One is Marugamemachi, at 470 meters long the biggest shopping arcade in Takamatsu, Kagawa Prefecture, population 410,000. As far back as 1972, the merchant association projected the rise of the automobile and the disastrous effect it could have on their businesses, so they started building more parking lots. In 1988, when Marugamemachi celebrated its 400th anniversary as a shotengai, the association became aware that other shotengai in Japan were experiencing a loss of patronage, despite the fact that it was the height of the so-called bubble era. They immediately started a reconstruction project, rebuilding the common features of the arcade and helping individual businesses remodel. However, with the passage of the Big Store Law in 2000 and the subsequent spread of major chain supermarkets and foreign retailers like Toys R Us, Marugamemachi lost 50 percent of its pedestrian traffic and sales revenues from its peak in 1992 (3,000 a day and ¥27 billion a year, respectively).
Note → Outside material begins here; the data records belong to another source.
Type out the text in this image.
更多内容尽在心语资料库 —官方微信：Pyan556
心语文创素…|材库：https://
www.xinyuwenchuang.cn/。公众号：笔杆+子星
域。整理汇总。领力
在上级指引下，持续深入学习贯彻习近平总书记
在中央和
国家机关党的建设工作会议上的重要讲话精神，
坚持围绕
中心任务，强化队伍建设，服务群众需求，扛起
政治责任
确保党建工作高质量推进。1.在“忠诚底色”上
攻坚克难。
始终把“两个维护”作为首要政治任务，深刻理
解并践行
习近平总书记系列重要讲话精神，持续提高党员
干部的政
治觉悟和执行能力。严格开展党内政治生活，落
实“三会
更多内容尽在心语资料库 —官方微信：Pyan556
But the association warded off the “shutter-street” phenomenon that usually spelled the end of a shotengai by launching a major redevelopment project in 2005. Since the project was completed in Nov. 2006, sales of vacant storefronts have increased threefold, and pedestrian traffic has grown by 50 percent.

Marugamemachi’s success is being studied by other merchant associations, but Shinagawa Ward in Tokyo, where a number of shotengai have already fallen into the shutter-street situation, has come up with a different solution. The main problem in the heart of Tokyo is that many of the storefronts that have fallen vacant are connected to residences where the owners of the failed retail outlets still live. These former owners are not passing their businesses on to heirs, and it’s difficult for them to rent out their retail spaces to third parties because the two functions, retail and residence, normally share facilities such as entrances to the street and bathrooms/toilets. Consequently, the ward is now offering to subsidize reconstruction work that will separate the retail space from the living space, creating separate entrances and toilet facilities. According to an article in the Asahi Shimbun, so far five property owners have taken advantage of the offer and plan to rebuild. Since Shinagawa has 108 shotengai, that’s a very small start, but it is a start.

2 comments

  1. Pingback: Tweets that mention Taking shopping arcades seriously « Cat Foreheads & Rabbit Hutches -- Topsy.com
  2. P. F. · February 7, 2011

    Hello Philip,

    I like the title of your post as I think it’s important to raise people’s awareness of these silent changes. But I wonder if shotengai are really the victim. The Marugamemachi case shows that counteractions are possible if merchants associate and share a common goal.

    Obviously globalization does favor large chain retailers, but in a way it´s up to the shops owners to come up with creative solutions. They seem to be lucky in Shinagawa Ward, but that might not happen in other places.